Now, what if we look at things by year? (Note that from here on out we’re only looking at the year-over-year retention rate, not rates from two or more years.)
This is a very chaotic chart, so I’ll explain what I found and then show a slightly less noisy version. The top 25 groups aren’t correlated with each other, and top 25 batters isn’t correlated with time. However, top 25 pitchers is lightly positively correlated with time (r = 0.33 and p = 0.052), meaning that the top of the pitching ranks has gotten a bit more stable over the last 35 years.

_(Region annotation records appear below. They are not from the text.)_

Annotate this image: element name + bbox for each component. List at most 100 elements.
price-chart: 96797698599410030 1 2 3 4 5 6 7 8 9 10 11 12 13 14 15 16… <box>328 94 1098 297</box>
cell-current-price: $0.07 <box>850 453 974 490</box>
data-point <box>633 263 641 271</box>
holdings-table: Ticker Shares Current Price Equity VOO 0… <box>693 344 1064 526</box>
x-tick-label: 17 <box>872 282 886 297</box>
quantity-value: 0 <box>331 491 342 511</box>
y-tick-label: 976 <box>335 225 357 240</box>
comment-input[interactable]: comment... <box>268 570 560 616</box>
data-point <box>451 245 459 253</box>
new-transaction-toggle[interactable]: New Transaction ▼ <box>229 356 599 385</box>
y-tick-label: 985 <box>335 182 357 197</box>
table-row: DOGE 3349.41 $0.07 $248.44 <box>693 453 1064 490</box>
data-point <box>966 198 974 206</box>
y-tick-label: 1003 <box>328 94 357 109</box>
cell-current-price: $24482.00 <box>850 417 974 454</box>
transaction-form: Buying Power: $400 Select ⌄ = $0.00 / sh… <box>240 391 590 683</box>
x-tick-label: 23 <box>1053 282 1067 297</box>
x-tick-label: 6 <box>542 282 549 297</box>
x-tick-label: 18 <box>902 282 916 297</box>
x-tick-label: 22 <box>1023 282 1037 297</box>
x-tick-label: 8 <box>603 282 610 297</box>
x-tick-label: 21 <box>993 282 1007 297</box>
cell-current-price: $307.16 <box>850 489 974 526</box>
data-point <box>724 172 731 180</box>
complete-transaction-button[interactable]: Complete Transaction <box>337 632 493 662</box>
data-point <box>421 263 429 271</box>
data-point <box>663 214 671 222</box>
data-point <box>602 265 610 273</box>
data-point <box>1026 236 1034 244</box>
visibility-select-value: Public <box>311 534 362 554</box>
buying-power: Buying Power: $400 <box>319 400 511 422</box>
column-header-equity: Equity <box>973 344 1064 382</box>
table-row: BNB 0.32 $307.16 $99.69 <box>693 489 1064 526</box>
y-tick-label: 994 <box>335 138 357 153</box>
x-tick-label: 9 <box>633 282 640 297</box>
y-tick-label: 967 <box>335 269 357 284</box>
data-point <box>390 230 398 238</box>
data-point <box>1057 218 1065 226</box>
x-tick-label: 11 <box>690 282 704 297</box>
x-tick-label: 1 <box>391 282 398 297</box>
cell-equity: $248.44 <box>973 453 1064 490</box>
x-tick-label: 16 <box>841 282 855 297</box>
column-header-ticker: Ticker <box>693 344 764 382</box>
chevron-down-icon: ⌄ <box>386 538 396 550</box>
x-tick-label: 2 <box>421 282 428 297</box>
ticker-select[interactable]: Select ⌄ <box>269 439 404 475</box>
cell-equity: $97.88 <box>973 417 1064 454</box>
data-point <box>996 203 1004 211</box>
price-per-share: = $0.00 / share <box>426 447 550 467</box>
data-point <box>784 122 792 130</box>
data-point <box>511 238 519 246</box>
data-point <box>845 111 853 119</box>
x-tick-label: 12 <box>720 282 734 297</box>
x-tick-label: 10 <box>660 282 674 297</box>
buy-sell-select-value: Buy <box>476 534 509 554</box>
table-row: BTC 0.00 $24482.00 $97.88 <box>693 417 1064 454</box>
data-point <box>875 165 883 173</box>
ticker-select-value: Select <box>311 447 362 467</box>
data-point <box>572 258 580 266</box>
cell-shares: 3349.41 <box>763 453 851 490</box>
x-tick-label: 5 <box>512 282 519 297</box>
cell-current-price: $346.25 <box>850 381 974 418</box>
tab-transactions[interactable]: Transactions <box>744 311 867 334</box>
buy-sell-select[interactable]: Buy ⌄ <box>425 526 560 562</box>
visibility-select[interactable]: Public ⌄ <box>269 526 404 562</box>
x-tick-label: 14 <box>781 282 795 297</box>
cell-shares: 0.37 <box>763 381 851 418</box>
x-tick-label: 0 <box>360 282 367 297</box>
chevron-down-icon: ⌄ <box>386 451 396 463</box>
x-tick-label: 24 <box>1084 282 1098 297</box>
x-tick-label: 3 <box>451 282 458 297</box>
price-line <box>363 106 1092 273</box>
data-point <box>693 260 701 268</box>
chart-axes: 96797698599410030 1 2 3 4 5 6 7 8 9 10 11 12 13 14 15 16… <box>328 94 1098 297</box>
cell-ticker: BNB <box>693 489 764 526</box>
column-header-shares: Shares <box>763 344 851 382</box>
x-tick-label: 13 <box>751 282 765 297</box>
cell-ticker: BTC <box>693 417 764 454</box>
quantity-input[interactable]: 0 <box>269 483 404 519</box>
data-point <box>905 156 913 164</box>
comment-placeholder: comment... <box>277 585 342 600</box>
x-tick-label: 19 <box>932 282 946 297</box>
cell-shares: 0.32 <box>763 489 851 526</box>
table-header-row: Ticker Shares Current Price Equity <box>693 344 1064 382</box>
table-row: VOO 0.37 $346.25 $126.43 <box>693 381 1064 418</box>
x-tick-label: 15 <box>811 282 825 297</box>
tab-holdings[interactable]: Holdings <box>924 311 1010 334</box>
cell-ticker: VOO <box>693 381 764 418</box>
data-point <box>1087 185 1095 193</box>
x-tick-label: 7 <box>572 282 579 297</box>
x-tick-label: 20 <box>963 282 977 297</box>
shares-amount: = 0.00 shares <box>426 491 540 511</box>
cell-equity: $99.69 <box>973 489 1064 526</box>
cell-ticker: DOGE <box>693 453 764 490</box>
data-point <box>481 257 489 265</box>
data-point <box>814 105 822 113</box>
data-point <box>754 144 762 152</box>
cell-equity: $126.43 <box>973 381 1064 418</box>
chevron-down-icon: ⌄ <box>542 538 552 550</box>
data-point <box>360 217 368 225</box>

Perhaps more interestingly, the percentage for top 12 pitchers is more strongly positively correlated with time (r = 0.46, p < 0.01), meaning that the very top has gotten noticeably more stable over time (even compared to the less exclusive top), whereas the same number for hitters is negative (r = -0.35, p = 0.041), meaning there’s more volatility at the top of the hitting WAR leaderboard than there used to be.
These effects should be more visible (though still noisy) in the next two charts that show just the top 12 numbers (one’s smoothed using LOESS, one not). I’m reluctant to speculate as to what could be causing these effects: it could be related to run environments, injury prevention, player mobility, or a whole host of other factors, so I’ll leave it alone for now. (The fact that any explanation might have to also consider why this effect is stronger for the top 12 than the top 25 is another wrinkle.)
The upshot of these graphs, though, is that (if you buy that the time trend is real) the ace half-life has actually increased over the last couple decades, and it’s gone down for superstar position players over the same period.
Finally, here’s the chart showing how likely a player who had a given rank is to stay in the elite group for another year. This one I’ve also smoothed to make it easier to interpret:
What I take away from these charts are that, unsurprisingly, the very best players tend to persist in the elite group for multiple years, but that the bottom of the top is a lot less likely to stay in the group. Also, the gaps at the far left of the graph (corresponding to the very best players) are larger than the gaps we’ve seen between pitchers and hitters anywhere else. This says that, in spite of pitchers’ reputation as being volatile, at the very top they have been noticeably less prone to large one-year drop offs than the hitters are. That said, the sample is so small (these buckets are a bit larger than 30 each) that I wouldn’t take that as predictive so much as indicative of an odd trend.